Et puis il y a ceux qui sont des cibles constantes, des proies éternelles, mais dont le patrimoine génétique et l'évolution ont permis de trouver des parades à leurs faiblesses. La majeure partie des espèces vivantes ne base pas sa préservation sur la force, mais sur la duperie, la malice, le bluff.

Bielsa dit qu'il a besoin que son équipe donne l'apparence d'un certain déséquilibre pour mieux aspirer son adversaire et le tuer en contre. C'est ce que font énormément d'insectes et surtout de mollusques végétatifs. Certains arrivent même à mimer la rigidité cadavérique et à sécréter une hormone proche de la putréfaction, pour duper leur prédateur naturel et - le cas échéant - le fuir ou le piéger.

D'autres, pourtant mieux armés, sont capables de feindre une infirmité, un boitement généralement, un signe de faiblesse qui va les désigner comme proie facile, pour mieux attirer dans leurs filets leur prédateur - qui est en fait leur proie. La plupart des charognards joue là-dessus.
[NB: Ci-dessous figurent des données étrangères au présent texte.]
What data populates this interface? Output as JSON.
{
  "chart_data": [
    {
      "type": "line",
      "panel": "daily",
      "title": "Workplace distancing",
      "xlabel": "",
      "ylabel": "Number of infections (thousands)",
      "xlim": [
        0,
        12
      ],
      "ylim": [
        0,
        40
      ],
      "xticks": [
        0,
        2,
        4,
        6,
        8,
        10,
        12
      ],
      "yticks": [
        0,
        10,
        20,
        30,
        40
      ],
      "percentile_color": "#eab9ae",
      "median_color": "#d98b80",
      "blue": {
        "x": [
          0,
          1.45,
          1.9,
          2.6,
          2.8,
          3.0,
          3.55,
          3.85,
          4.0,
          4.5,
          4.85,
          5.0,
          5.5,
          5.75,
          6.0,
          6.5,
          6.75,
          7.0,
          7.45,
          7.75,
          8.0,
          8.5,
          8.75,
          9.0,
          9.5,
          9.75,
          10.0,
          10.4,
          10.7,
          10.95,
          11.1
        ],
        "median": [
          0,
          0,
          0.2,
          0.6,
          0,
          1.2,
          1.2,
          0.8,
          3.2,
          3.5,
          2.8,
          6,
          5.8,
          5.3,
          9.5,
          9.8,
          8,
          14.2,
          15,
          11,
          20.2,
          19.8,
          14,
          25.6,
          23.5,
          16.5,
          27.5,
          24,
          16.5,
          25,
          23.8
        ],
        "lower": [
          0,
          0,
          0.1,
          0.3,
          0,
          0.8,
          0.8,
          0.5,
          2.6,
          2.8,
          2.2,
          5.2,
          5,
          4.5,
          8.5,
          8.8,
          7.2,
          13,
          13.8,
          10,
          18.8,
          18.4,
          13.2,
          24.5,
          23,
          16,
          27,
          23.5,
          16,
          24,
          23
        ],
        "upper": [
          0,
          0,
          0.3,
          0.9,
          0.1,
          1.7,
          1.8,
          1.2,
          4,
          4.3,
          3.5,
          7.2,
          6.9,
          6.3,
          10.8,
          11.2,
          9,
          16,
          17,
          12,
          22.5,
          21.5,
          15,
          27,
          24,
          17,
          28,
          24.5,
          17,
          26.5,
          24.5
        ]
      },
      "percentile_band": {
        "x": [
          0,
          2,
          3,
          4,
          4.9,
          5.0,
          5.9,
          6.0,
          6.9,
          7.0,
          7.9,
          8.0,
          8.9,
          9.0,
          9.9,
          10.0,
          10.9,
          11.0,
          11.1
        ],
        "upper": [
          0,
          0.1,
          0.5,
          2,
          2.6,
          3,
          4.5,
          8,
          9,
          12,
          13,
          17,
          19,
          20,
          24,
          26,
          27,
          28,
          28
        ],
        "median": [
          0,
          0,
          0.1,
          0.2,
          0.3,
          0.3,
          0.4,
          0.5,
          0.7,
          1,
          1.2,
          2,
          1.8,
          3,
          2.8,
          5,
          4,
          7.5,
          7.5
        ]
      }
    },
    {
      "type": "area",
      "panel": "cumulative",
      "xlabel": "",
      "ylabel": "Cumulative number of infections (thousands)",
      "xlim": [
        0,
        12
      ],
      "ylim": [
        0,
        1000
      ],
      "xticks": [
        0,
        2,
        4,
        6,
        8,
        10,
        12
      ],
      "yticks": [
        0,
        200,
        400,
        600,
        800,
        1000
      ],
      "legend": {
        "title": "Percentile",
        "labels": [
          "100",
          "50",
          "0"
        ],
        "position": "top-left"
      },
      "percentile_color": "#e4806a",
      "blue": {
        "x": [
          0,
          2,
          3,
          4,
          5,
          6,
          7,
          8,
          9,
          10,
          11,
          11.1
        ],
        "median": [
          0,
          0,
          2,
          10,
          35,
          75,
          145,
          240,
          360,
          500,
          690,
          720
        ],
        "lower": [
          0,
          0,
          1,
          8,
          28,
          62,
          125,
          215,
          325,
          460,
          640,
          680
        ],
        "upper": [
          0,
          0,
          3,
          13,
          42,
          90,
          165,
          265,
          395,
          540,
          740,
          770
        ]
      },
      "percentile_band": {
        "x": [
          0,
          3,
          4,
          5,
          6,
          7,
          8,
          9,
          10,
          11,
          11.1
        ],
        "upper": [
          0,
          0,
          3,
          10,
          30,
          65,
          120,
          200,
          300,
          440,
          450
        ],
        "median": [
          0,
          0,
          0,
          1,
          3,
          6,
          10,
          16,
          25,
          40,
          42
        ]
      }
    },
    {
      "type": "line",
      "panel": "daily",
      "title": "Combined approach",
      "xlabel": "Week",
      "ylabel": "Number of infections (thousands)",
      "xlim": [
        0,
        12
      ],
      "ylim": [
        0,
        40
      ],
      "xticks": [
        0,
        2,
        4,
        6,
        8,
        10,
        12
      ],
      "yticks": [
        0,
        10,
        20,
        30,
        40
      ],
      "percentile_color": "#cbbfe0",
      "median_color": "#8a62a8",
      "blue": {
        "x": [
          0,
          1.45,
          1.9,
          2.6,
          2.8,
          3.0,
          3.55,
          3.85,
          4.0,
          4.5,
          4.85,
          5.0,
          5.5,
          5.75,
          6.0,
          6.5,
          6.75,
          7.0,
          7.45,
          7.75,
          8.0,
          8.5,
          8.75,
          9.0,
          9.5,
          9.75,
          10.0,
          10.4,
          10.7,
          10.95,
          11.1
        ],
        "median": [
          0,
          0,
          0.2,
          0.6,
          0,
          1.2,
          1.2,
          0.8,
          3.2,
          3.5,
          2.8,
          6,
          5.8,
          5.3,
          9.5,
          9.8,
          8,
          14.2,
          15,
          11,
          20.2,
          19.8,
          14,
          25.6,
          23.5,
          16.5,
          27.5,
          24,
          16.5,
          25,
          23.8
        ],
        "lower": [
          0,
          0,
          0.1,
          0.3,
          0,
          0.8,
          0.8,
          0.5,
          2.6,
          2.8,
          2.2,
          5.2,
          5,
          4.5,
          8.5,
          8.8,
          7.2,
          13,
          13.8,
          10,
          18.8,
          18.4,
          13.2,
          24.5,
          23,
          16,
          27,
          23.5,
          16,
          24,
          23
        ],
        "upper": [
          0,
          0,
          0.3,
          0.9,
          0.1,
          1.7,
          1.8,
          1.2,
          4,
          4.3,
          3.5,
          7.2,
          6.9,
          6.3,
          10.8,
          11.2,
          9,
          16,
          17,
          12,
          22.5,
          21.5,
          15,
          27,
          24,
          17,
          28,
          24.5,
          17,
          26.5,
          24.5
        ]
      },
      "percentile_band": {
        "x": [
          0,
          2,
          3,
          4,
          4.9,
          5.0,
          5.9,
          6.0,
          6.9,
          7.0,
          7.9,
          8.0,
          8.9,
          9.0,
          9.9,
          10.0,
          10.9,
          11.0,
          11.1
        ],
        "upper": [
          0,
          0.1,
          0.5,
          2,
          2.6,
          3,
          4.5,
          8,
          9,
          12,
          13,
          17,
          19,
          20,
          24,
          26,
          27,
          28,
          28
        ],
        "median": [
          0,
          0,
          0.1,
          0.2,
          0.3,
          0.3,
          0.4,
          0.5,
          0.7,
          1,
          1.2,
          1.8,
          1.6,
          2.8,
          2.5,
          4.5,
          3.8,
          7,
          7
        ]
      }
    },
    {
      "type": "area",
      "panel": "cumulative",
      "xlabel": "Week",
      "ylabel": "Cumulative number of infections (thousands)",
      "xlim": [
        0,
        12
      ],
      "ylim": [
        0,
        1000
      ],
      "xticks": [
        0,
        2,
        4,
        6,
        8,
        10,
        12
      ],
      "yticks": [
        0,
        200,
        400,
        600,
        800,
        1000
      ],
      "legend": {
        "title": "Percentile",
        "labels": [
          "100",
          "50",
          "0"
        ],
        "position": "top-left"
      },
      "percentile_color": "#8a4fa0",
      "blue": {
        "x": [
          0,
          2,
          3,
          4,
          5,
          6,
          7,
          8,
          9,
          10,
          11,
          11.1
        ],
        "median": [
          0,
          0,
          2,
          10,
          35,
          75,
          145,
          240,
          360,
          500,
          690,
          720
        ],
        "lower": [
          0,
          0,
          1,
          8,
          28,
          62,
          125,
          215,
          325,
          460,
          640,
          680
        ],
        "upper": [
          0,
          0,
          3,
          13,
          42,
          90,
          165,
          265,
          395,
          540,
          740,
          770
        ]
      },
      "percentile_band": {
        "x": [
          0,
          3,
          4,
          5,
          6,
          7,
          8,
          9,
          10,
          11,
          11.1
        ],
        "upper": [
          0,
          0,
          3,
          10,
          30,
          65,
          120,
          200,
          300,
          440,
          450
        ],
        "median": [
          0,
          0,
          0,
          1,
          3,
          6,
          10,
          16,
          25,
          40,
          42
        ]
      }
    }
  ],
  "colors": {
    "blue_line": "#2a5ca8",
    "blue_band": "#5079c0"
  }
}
Mourinho joue là-dessus. En faisant le dos rond, en jouant le repli stratégique, il opère comme cette bande de hyène, qui ne courra jamais aussi vite qu'une lionne, mais qui va laisser la lionne s'épuiser à attraper un gnou (en général, le gnou a une approche tactique comparable à celle d'un entraîneur de L1). Une fois la proie attrapée, la lionne est incroyablement vulnérable, son rythme cardiaque est proche de la rupture. C'est la que les hyènes débarquent, en nombre, et profitent de sa fatigue pour dévorer le festin à la bonne franquette.

Et puis il y a les cougars, dont Klopp serait la plus belle incarnation. Une bête qui mise tout sur la fluidité et la vitesse. Une bête magnifique, capable, lancée à pleine vitesse, de trouver encore un regain de vitesse en allégeant sa vessie, en se pissant dessus.


Putain, je regarde trop National Geographic en ce moment.
Par pitié, ne confondez pas les rushs de joueurs comme Maradona, Baggio, Messi et j'en passe, à ceux de joueurs comme Lucas, Chamberlain et autres Walcott.

Non, vraiment, faut se rendre compte que certains joueurs portent le ballon quand il le faut : pour l'équipe et lorsqu'il n'y a que peu de situations de jeu exploitables ; quand d'autres pignoufs portent le ballon et s'en débarrassent quand ils ne savent plus quoi en faire.

La vérité, c'est que les interventions de mecs comme Menotti, Sacchi et quelques autres grands entraîneurs, ne peuvent être résumées en 10 lignes.